Even if you follow gaming news casually, you’ve probably heard that Nintendo will restock the NES Classic Edition next month and keep it in stock for the rest of 2018. Last year, the NES Classic Edition quickly turned into a hard-to-find sensation, and Nintendo caught a lot of heat for ending its production run well before everyone who wanted one was able to buy one. So, what’s the big deal? Why are people so obsessed with getting their hands on this thing?
First and foremost, there’s a strong feeling of nostalgia driving the hype behind the NES Classic Edition. The mini console serves up 30 classic NES games, with a lot of big names on the roster. Have a look at the list of all of the titles that come pre-installed on the NES Classic Edition:
Castlevania II: Simon’s Quest
Donkey Kong Jr.
Double Dragon II: The Revenge
Ghosts’ N Ghoblins
Mega Man 2
Punch-Out!! Featuring Mr. Dream
Super Mario Bros.
Super Mario Bros. 2
Super Mario Bros. 3
The Legend of Zelda
Zelda II: The Adventure of Link
Some of those games are underwhelming (looking at you, Simon’s Quest), but most of them are among the best of what the NES had to offer. Castlevania, Super Mario Bros, Ninja Gaiden, Metroid, Final Fantasy, Kirby’s Adventure, and The Legend of Zelda all spawned massive franchises that are still going today, so for a lot of people, the NES Classic Edition is great way to revisit games they used to play and love as children in the late 1980s and early 1990s.
It isn’t all just nostalgia, though. Another reason why the NES Classic Edition took off is because it’s the first time Nintendo has released an official retro console. Retro consoles are nothing new, but most of the time, the ones we see are themed around classic Atari or Sega consoles. Before the NES Classic, we didn’t have any options for Nintendo-themed retro consoles (at least not officially), making this a pretty big deal among Nintendo fans.
Some people who have used an emulator to play ROMs of classic games have been left scratching their heads in response to the ridiculous amount of excitement the NES Classic Edition has generated. Indeed, those people frequently bring up the Raspberry Pi as a cheaper and more flexible alternative to the NES Classic, and though they have a point, it’s important to remember that the NES Classic offers hassle-free emulation to mainstream users. There are no ROMs to download, no emulator settings to configure, no controller compatibility to figure out – the NES Classic just works, and it offers features we’re used to seeing in most emulators these days.
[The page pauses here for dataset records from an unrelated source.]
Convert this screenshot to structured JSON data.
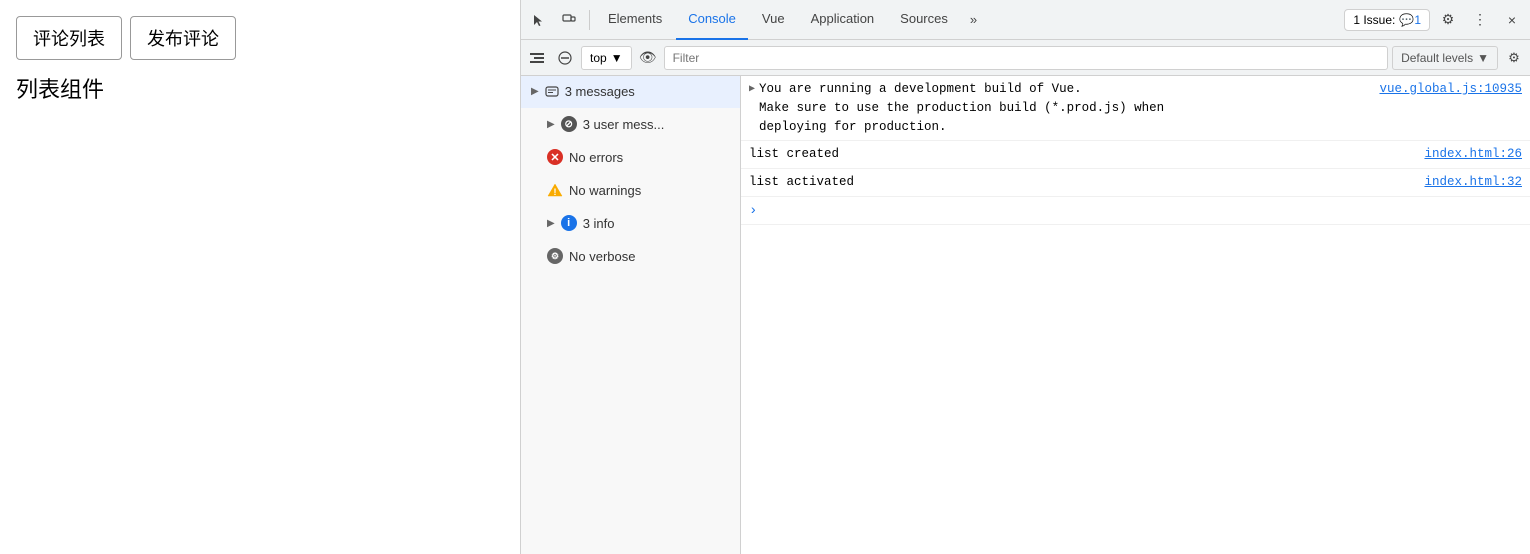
{
  "left_panel": {
    "buttons": [
      {
        "label": "评论列表",
        "name": "comment-list-button"
      },
      {
        "label": "发布评论",
        "name": "publish-comment-button"
      }
    ],
    "title": "列表组件"
  },
  "devtools": {
    "tabs": [
      {
        "label": "Elements",
        "active": false
      },
      {
        "label": "Console",
        "active": true
      },
      {
        "label": "Vue",
        "active": false
      },
      {
        "label": "Application",
        "active": false
      },
      {
        "label": "Sources",
        "active": false
      }
    ],
    "tab_more": "»",
    "issue_badge": "1 Issue:",
    "close_label": "×",
    "console_toolbar": {
      "top_label": "top",
      "filter_placeholder": "Filter",
      "default_levels_label": "Default levels"
    },
    "sidebar": {
      "items": [
        {
          "icon": "messages",
          "label": "3 messages",
          "has_arrow": true,
          "active": true
        },
        {
          "icon": "user",
          "label": "3 user mess...",
          "has_arrow": true
        },
        {
          "icon": "error",
          "label": "No errors"
        },
        {
          "icon": "warning",
          "label": "No warnings"
        },
        {
          "icon": "info",
          "label": "3 info",
          "has_arrow": true
        },
        {
          "icon": "verbose",
          "label": "No verbose"
        }
      ]
    },
    "output": {
      "entries": [
        {
          "type": "expand",
          "content": "You are running a development build of Vue.\nMake sure to use the production build (*.prod.js) when\ndeploying for production.",
          "link": "vue.global.js:10935"
        },
        {
          "type": "normal",
          "content": "list created",
          "link": "index.html:26"
        },
        {
          "type": "normal",
          "content": "list activated",
          "link": "index.html:32"
        }
      ]
    }
  },
  "colors": {
    "accent_blue": "#1a73e8",
    "error_red": "#d93025",
    "warning_yellow": "#f9ab00",
    "info_blue": "#1a73e8",
    "border": "#d0d0d0"
  }
}
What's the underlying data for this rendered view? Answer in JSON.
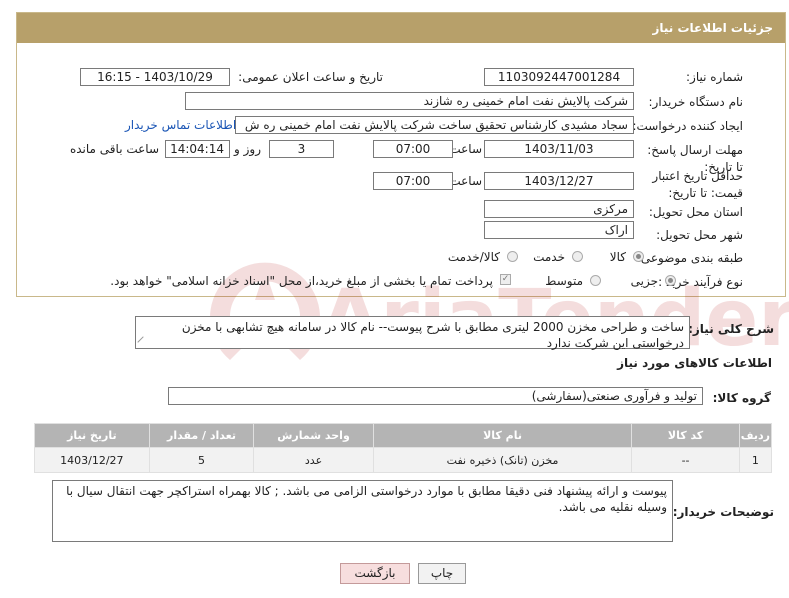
{
  "header": {
    "title": "جزئیات اطلاعات نیاز"
  },
  "labels": {
    "need_number": "شماره نیاز:",
    "announce_datetime": "تاریخ و ساعت اعلان عمومی:",
    "buyer_org": "نام دستگاه خریدار:",
    "requester": "ایجاد کننده درخواست:",
    "reply_deadline": "مهلت ارسال پاسخ: تا تاریخ:",
    "price_validity": "حداقل تاریخ اعتبار قیمت: تا تاریخ:",
    "hour": "ساعت",
    "day_and": "روز و",
    "remaining": "ساعت باقی مانده",
    "province": "استان محل تحویل:",
    "city": "شهر محل تحویل:",
    "category": "طبقه بندی موضوعی:",
    "purchase_type": "نوع فرآیند خرید :",
    "description": "شرح کلی نیاز:",
    "goods_info": "اطلاعات کالاهای مورد نیاز",
    "goods_group": "گروه کالا:",
    "buyer_notes": "توضیحات خریدار:"
  },
  "values": {
    "need_number": "1103092447001284",
    "announce_datetime": "1403/10/29 - 16:15",
    "buyer_org": "شرکت پالایش نفت امام خمینی  ره  شازند",
    "requester": "سجاد مشیدی  کارشناس تحقیق ساخت شرکت پالایش نفت امام خمینی  ره  ش",
    "contact_link": "اطلاعات تماس خریدار",
    "reply_date": "1403/11/03",
    "reply_time": "07:00",
    "reply_days": "3",
    "reply_remaining": "14:04:14",
    "validity_date": "1403/12/27",
    "validity_time": "07:00",
    "province": "مرکزی",
    "city": "اراک",
    "description": "ساخت و طراحی مخزن 2000 لیتری مطابق با شرح پیوست-- نام کالا در سامانه هیچ تشابهی با مخزن درخواستی این شرکت ندارد",
    "goods_group": "تولید و فرآوری صنعتی(سفارشی)",
    "buyer_notes": "پیوست و ارائه پیشنهاد فنی دقیقا مطابق با موارد درخواستی الزامی می باشد. ; کالا بهمراه استراکچر جهت انتقال سیال با وسیله نقلیه می باشد."
  },
  "category_options": {
    "goods": "کالا",
    "service": "خدمت",
    "goods_service": "کالا/خدمت",
    "selected": "کالا"
  },
  "purchase_options": {
    "partial": "جزیی",
    "medium": "متوسط",
    "treasury_note": "پرداخت تمام یا بخشی از مبلغ خرید،از محل \"اسناد خزانه اسلامی\" خواهد بود.",
    "selected": "جزیی"
  },
  "table": {
    "headers": [
      "ردیف",
      "کد کالا",
      "نام کالا",
      "واحد شمارش",
      "تعداد / مقدار",
      "تاریخ نیاز"
    ],
    "rows": [
      {
        "row": "1",
        "code": "--",
        "name": "مخزن (تانک) ذخیره نفت",
        "unit": "عدد",
        "qty": "5",
        "date": "1403/12/27"
      }
    ]
  },
  "buttons": {
    "print": "چاپ",
    "back": "بازگشت"
  },
  "watermark": {
    "text": "AriaTender.net"
  },
  "colors": {
    "header_bg": "#b7a06a",
    "table_header_bg": "#b4b4b4",
    "link": "#1a55b5",
    "back_button_bg": "#f7dede"
  }
}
For instance, each game on the NES Classic supports four different save states that can be locked to prevent other players from overwriting them. All of the titles are displayed on an great looking and easy-to-navigate menu, and each game has been optimized to look good on modern TVs. If you’ve tried to play an NES or any other console from that era on an HD TV, you know that’s a big deal. If, however, you long for the good old days, you can enable scanline and CRT filters for each game included on the NES.
Finally, the thing just looks cool. Modeled after the original NES but shrunk down to a size that can fit in your hand, the NES Classic Edition definitely wins points for its design. In fact, for anyone who grew up when the NES was the king of the gaming world, it’s hard not to love the NES Classic for its looks alone.
So, while it might be tempting to dismiss the popularity of the NES Classic as just another fad, there are a lot of reasons to like it. With all of this in mind, we can probably expect the NES Classic to be another popular seller once Nintendo brings it back to store shelves next month. The relaunch happens on June 29, so if you’re hoping to snag one for yourself, good luck!